Khadi, the symbol of nationalism since the days of the East India Company, is now weaving tales of pride to children in the UK.
About 3,000 khadi spinners and weavers from Saurashtra are narrating their stories of empowerment through button-up dresses, jeans and scarves that they make for their young overseas clients. Helping them is Moral Fibre, an initiative started by Shalini Sheth Amin, who designs the khadi garments that are retailed online by British brand 'Where Does It Come From?' Together, the two brands offer customers the ability to find out how and where their clothes were made and even information about the people who spun and wove the fabric. Traceability in the textile value chain has come to the forefront globally amid concerns over labour conditions and environmental degradation. "Each of our garments can be traced back to Athe farms by the consumer," said Amin. Each garment has a code tagged on the label, which, when keyed in on a website, provides details of the clothing.
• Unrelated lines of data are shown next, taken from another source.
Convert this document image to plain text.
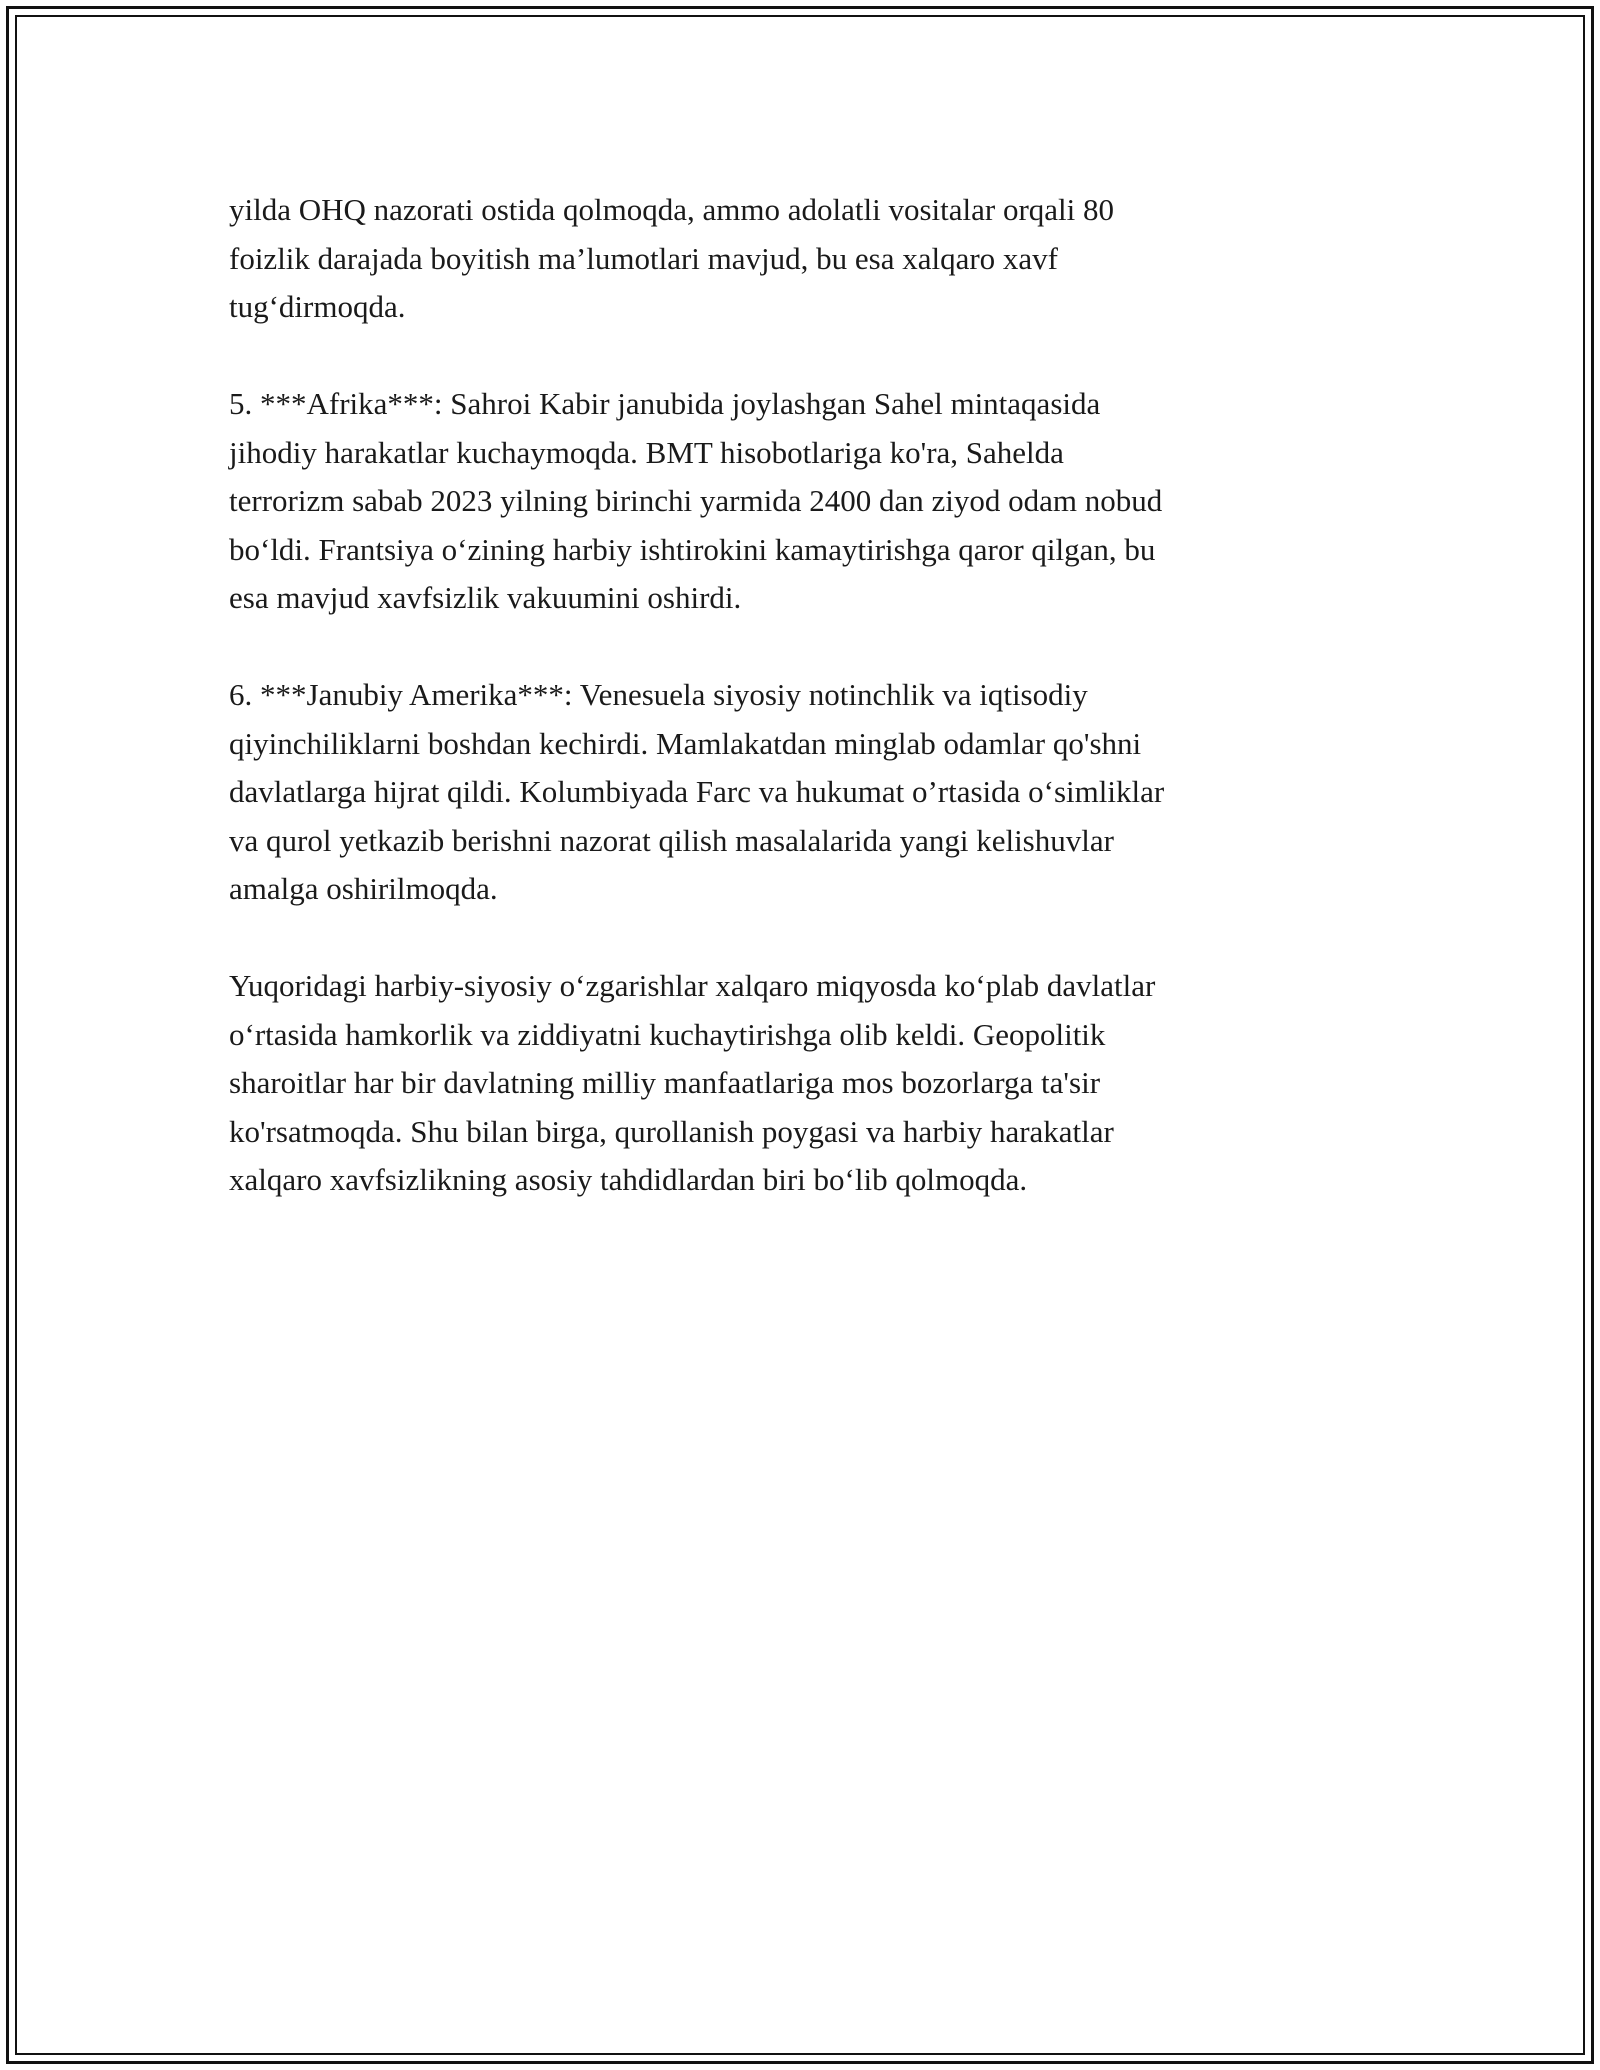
yilda OHQ nazorati ostida qolmoqda, ammo adolatli vositalar orqali 80
foizlik darajada boyitish ma’lumotlari mavjud, bu esa xalqaro xavf
tug‘dirmoqda.

5. ***Afrika***: Sahroi Kabir janubida joylashgan Sahel mintaqasida
jihodiy harakatlar kuchaymoqda. BMT hisobotlariga ko'ra, Sahelda
terrorizm sabab 2023 yilning birinchi yarmida 2400 dan ziyod odam nobud
bo‘ldi. Frantsiya o‘zining harbiy ishtirokini kamaytirishga qaror qilgan, bu
esa mavjud xavfsizlik vakuumini oshirdi.

6. ***Janubiy Amerika***: Venesuela siyosiy notinchlik va iqtisodiy
qiyinchiliklarni boshdan kechirdi. Mamlakatdan minglab odamlar qo'shni
davlatlarga hijrat qildi. Kolumbiyada Farc va hukumat o’rtasida o‘simliklar
va qurol yetkazib berishni nazorat qilish masalalarida yangi kelishuvlar
amalga oshirilmoqda.

Yuqoridagi harbiy-siyosiy o‘zgarishlar xalqaro miqyosda ko‘plab davlatlar
o‘rtasida hamkorlik va ziddiyatni kuchaytirishga olib keldi. Geopolitik
sharoitlar har bir davlatning milliy manfaatlariga mos bozorlarga ta'sir
ko'rsatmoqda. Shu bilan birga, qurollanish poygasi va harbiy harakatlar
xalqaro xavfsizlikning asosiy tahdidlardan biri bo‘lib qolmoqda.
"One could actually get to know the hands that spun their khadi to those who wove the fabric, trace their villages, get to know about their families, their lives, et al. This bridges the divide between the two sides of the textile value chain," Amin said.
Moral Fibre, based in Ahmedabad, has introduced finesse to the otherwise coarse khadi through processing and dying techniques. Amin has also attracted global attention: Moral Fibre supplied fabric for costumes in the Warner Bros. movie 'Pan' and has orders for two more fantasy movies.